In der Baumspende als "grünes" Kenotaph manifestiere sich eine neue Form des Totengedenkens, auf die Markus Walz (Hochschule für Technik, Wirtschaft und Kultur Leipzig) anhand von Beispielen aus unterschiedlichen Orten, jedoch mit Schwerpunkt auf Leipzig, einging. Der Baum, der mit einer Gedächtnistafel aus Messing oder Plastik ausgezeichnet wird, dient im Unterschied zur Baumbestattung ausschließlich der Erinnerung. Darin zeichnen sich mehrere gesellschaftliche Entwicklungen ab. Einerseits die Bereitschaft, sich gemeinnützig zu engagieren. Andererseits bieten Baumspenden Einnahmequellen für die Kommunen. Darüber hinaus ereignet sich diese Form des Totengedenkens abseits der traditionellen Friedhöfe, ohne deren Nutzung auszuschließen, an öffentlichen Orten. Ebenso wie die Gräber bieten Gedenkbäume Orte des "postmortalen Dialogs" der Familien über ihre Verstorbenen.

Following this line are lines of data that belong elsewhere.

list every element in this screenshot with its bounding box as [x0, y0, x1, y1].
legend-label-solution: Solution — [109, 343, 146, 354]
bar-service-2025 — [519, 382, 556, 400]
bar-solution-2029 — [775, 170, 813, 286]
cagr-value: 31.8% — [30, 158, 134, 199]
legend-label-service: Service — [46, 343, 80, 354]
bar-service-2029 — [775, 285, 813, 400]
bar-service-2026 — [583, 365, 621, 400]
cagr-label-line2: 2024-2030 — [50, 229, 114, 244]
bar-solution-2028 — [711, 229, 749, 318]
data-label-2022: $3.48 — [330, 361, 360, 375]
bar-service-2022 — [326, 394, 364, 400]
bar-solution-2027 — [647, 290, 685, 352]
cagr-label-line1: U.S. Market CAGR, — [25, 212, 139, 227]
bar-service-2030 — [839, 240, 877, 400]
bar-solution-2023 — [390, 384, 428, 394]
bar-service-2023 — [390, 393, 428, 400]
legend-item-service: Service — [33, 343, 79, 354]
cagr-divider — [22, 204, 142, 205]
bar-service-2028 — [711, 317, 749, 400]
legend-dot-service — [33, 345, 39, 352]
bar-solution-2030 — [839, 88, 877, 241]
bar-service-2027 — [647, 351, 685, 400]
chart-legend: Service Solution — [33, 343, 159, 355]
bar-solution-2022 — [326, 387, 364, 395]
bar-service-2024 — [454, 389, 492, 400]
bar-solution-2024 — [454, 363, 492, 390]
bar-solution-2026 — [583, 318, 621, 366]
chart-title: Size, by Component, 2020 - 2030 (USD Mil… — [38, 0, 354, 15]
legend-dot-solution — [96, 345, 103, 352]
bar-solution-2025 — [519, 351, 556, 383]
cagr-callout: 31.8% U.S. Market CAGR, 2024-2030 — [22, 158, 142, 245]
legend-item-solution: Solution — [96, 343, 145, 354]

In der Abschlussdiskussion wurden die vielfältigen Bezüge zwischen Tod, Landschaft und Gedächtnis gebündelt und zusammengefasst. Durchgängige Bezugspunkte der Vorträge und Diskussionen boten die Themen der Landschaft als vom Menschen gestalteter Natur, der Kommunikation zwischen Lebenden und Toten und der Hinterbliebenen untereinander, die Vorstellung von Park und Garten als einer paradiesischen Zone und säkularisierten Jenseitsvorstellung. Die gesellschaftliche und politische Funktionalisierung von Tod, Landschaft und Gedächtnis bot ebenso Anknüpfungspunkte für weitere Forschungen wie die Nutzung von Landschaftsfriedhöfen und Gartengräbern als touristischen Attraktionen.
Konzeption und Leitung der Konferenz lagen in den Händen von Norbert Fischer (Universität Hamburg) und Markwart Herzog (Schwabenakademie Irsee). Gefördert und unterstützt wurde die Konferenz dankenswerterweise von hülswitt druck & medien (Marl), mo van de kamp (Paderborn) und dem Verband der Friedhofsverwalter Deutschlands (Magdeburg).